Channing Division of Network Medicine, Department of Medicine, Brigham and Women's Hospital and Harvard Medical School, Boston, MA, USA.
Department of Pediatrics, University of California, San Diego, La Jolla, CA, USA.
Nat Methods. 2021 Jun;18(6):618-626. doi: 10.1038/s41592-021-01141-3. Epub 2021 May 13.

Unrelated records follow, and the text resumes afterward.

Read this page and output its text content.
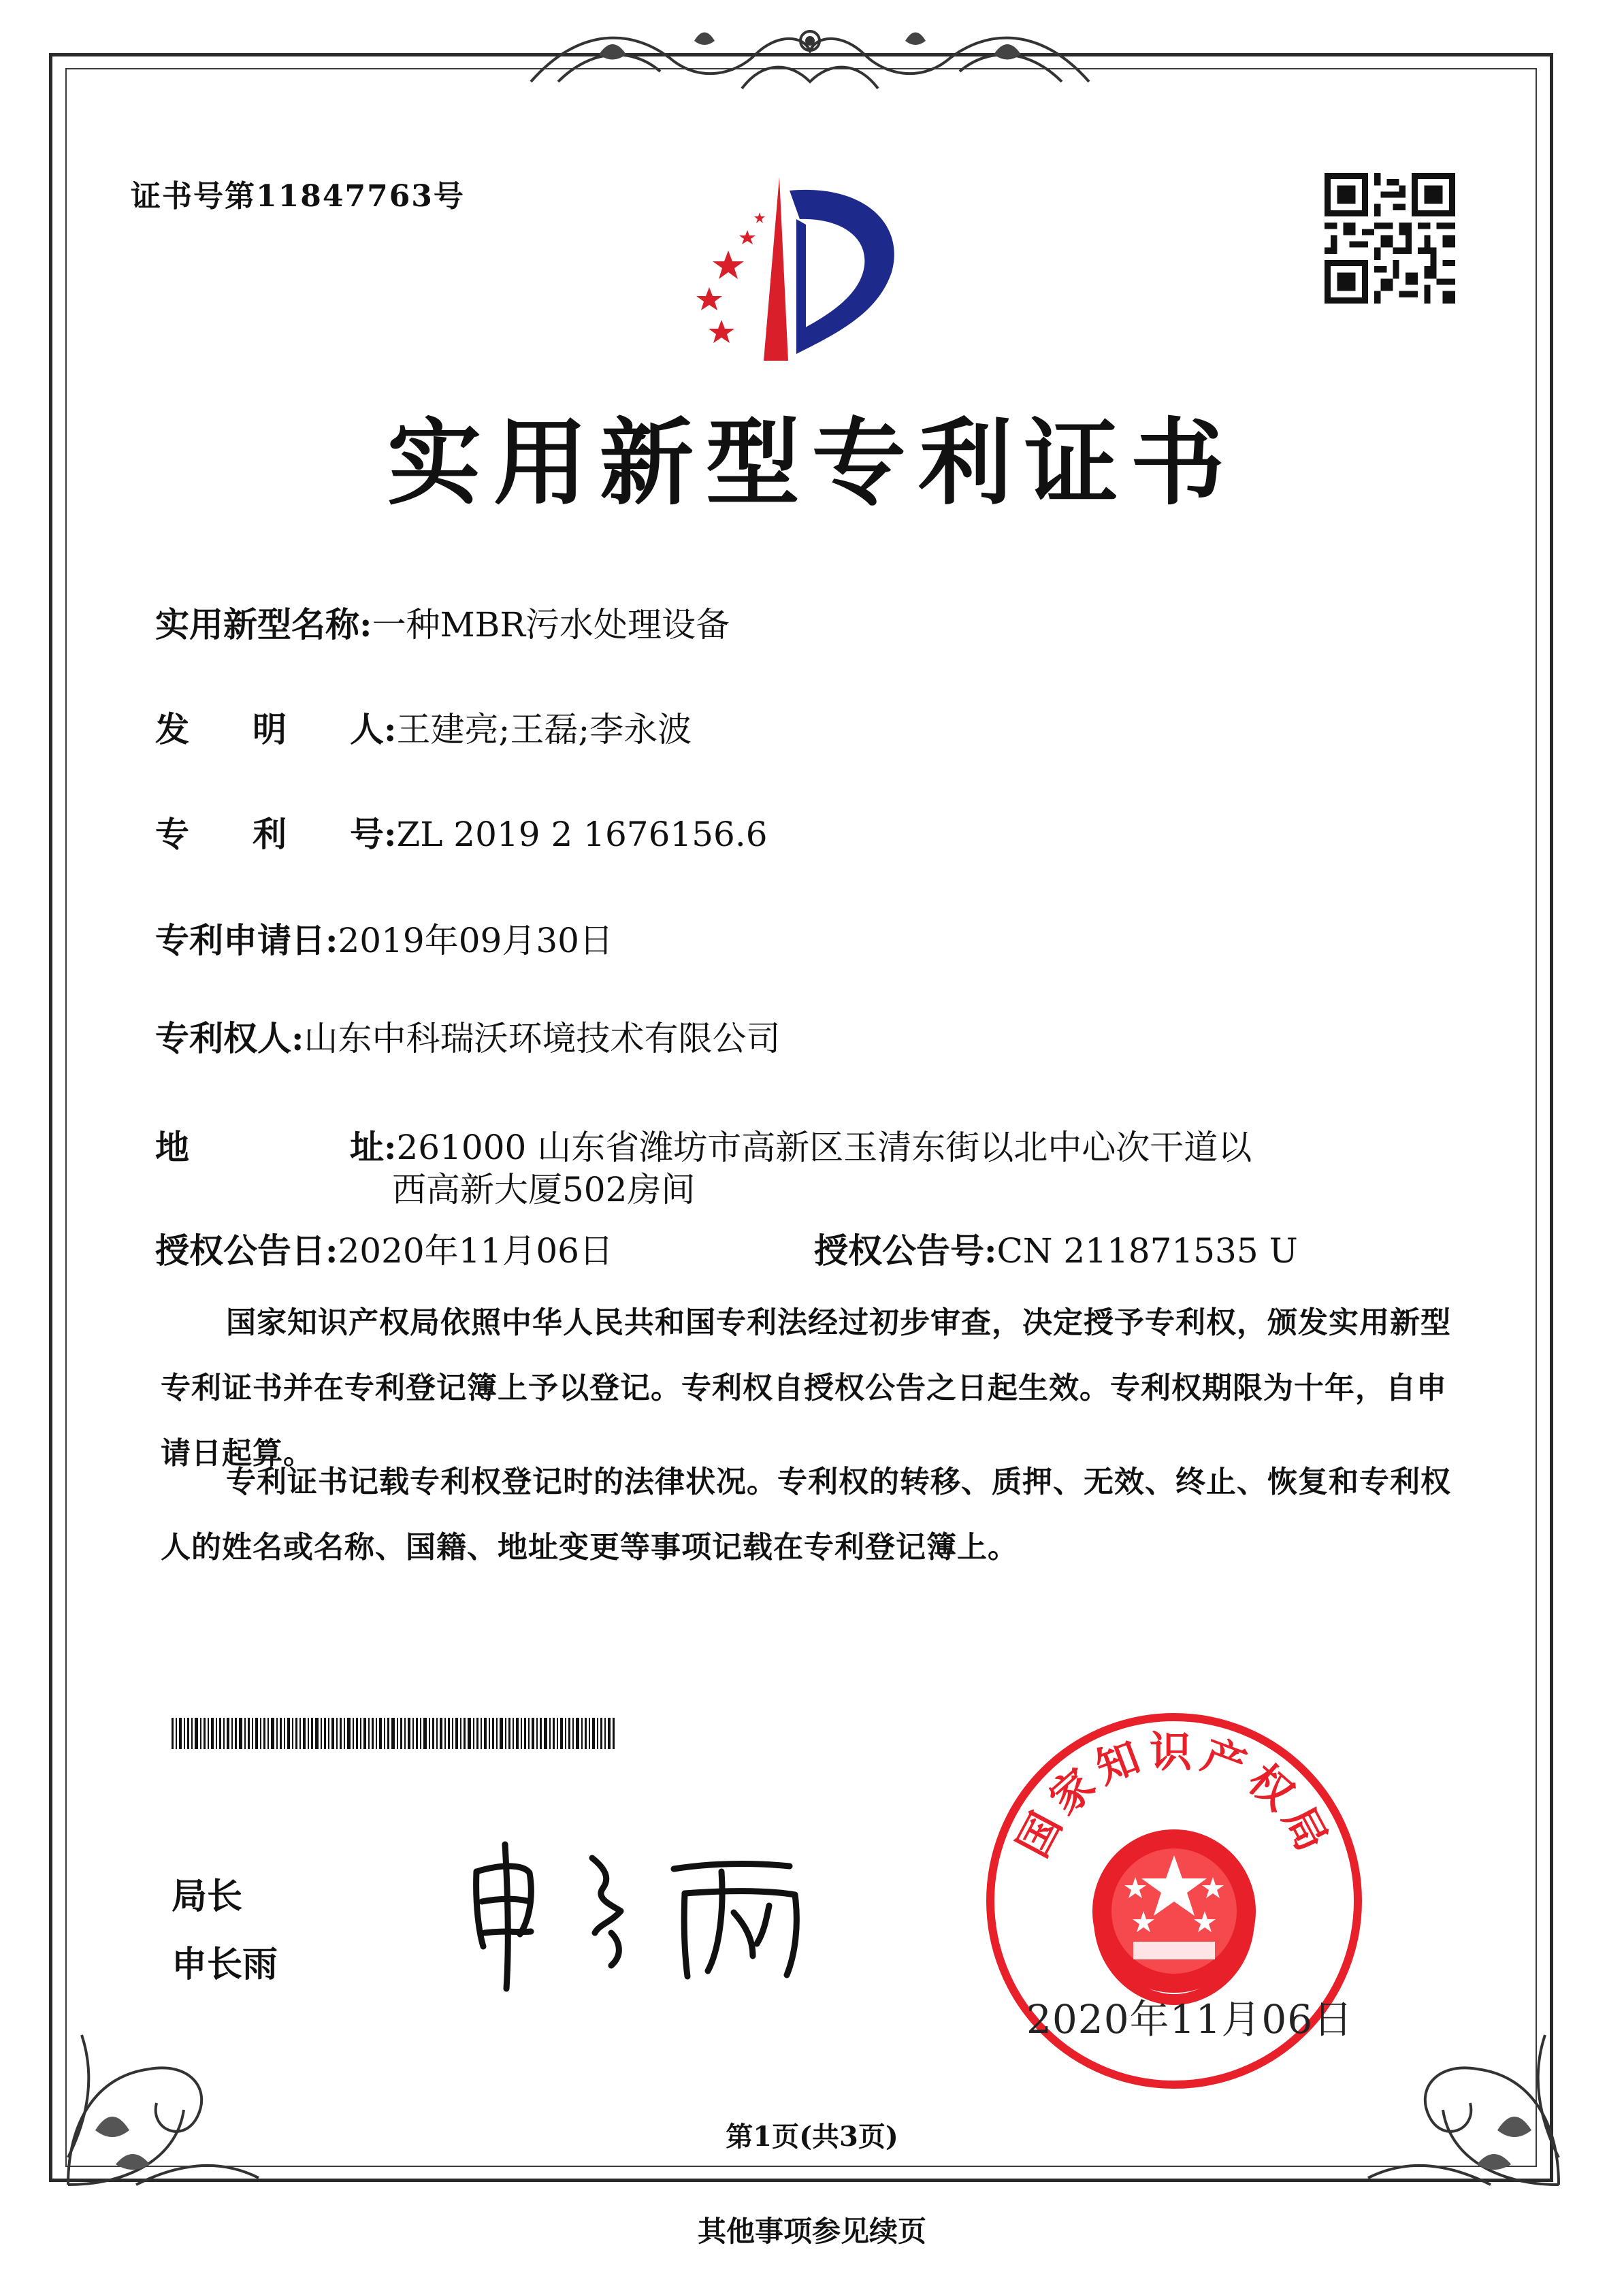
证书号第11847763号
实用新型专利证书
实用新型名称:一种MBR污水处理设备
发明人:王建亮;王磊;李永波
专利号:ZL 2019 2 1676156.6
专利申请日:2019年09月30日
专利权人:山东中科瑞沃环境技术有限公司
地址:261000 山东省潍坊市高新区玉清东街以北中心次干道以
西高新大厦502房间
授权公告日:2020年11月06日	授权公告号:CN 211871535 U
国家知识产权局依照中华人民共和国专利法经过初步审查，决定授予专利权，颁发实用新型专利证书并在专利登记簿上予以登记。专利权自授权公告之日起生效。专利权期限为十年，自申请日起算。
专利证书记载专利权登记时的法律状况。专利权的转移、质押、无效、终止、恢复和专利权人的姓名或名称、国籍、地址变更等事项记载在专利登记簿上。
局长
申长雨
国家知识产权局
2020年11月06日
第1页(共3页)
其他事项参见续页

Accurate microbial identification and abundance estimation are crucial for metagenomics analysis. Various methods for classification of metagenomic data and estimation of taxonomic profiles, broadly referred to as metagenomic profilers, have been developed. Nevertheless, benchmarking of metagenomic profilers remains challenging because some tools are designed to report relative sequence abundance while others report relative taxonomic abundance. Here we show how misleading conclusions can be drawn by neglecting this distinction between relative abundance types when benchmarking metagenomic profilers. Moreover, we show compelling evidence that interchanging sequence abundance and taxonomic abundance will influence both per-sample summary statistics and cross-sample comparisons. We suggest that the microbiome research community pay attention to potentially misleading biological conclusions arising from this issue when benchmarking metagenomic profilers, by carefully considering the type of abundance data that were analyzed and interpreted and clearly stating the strategy used for metagenomic profiling.
准确的微生物鉴定和丰度估计对宏基因组分析至关重要。已经开发了各种用于分类宏基因组数据和估计分类特征的方法,通常称为宏基因组分析器。然而,宏基因组分析器的基准测试仍然具有挑战性,因为一些工具旨在报告相对序列丰度,而另一些工具则报告相对分类丰度。在这里,我们展示了当在基准测试宏基因组分析器时忽略相对丰度类型之间的这种区别时,可能会得出误导性的结论。此外,我们还提供了令人信服的证据表明,交换序列丰度和分类丰度将影响样本内汇总统计数据和样本间比较。我们建议微生物组研究界在基准测试宏基因组分析器时,注意到由于这个问题可能会产生误导性的生物学结论,仔细考虑分析和解释的丰度数据类型,并清楚地说明用于宏基因组分析的策略。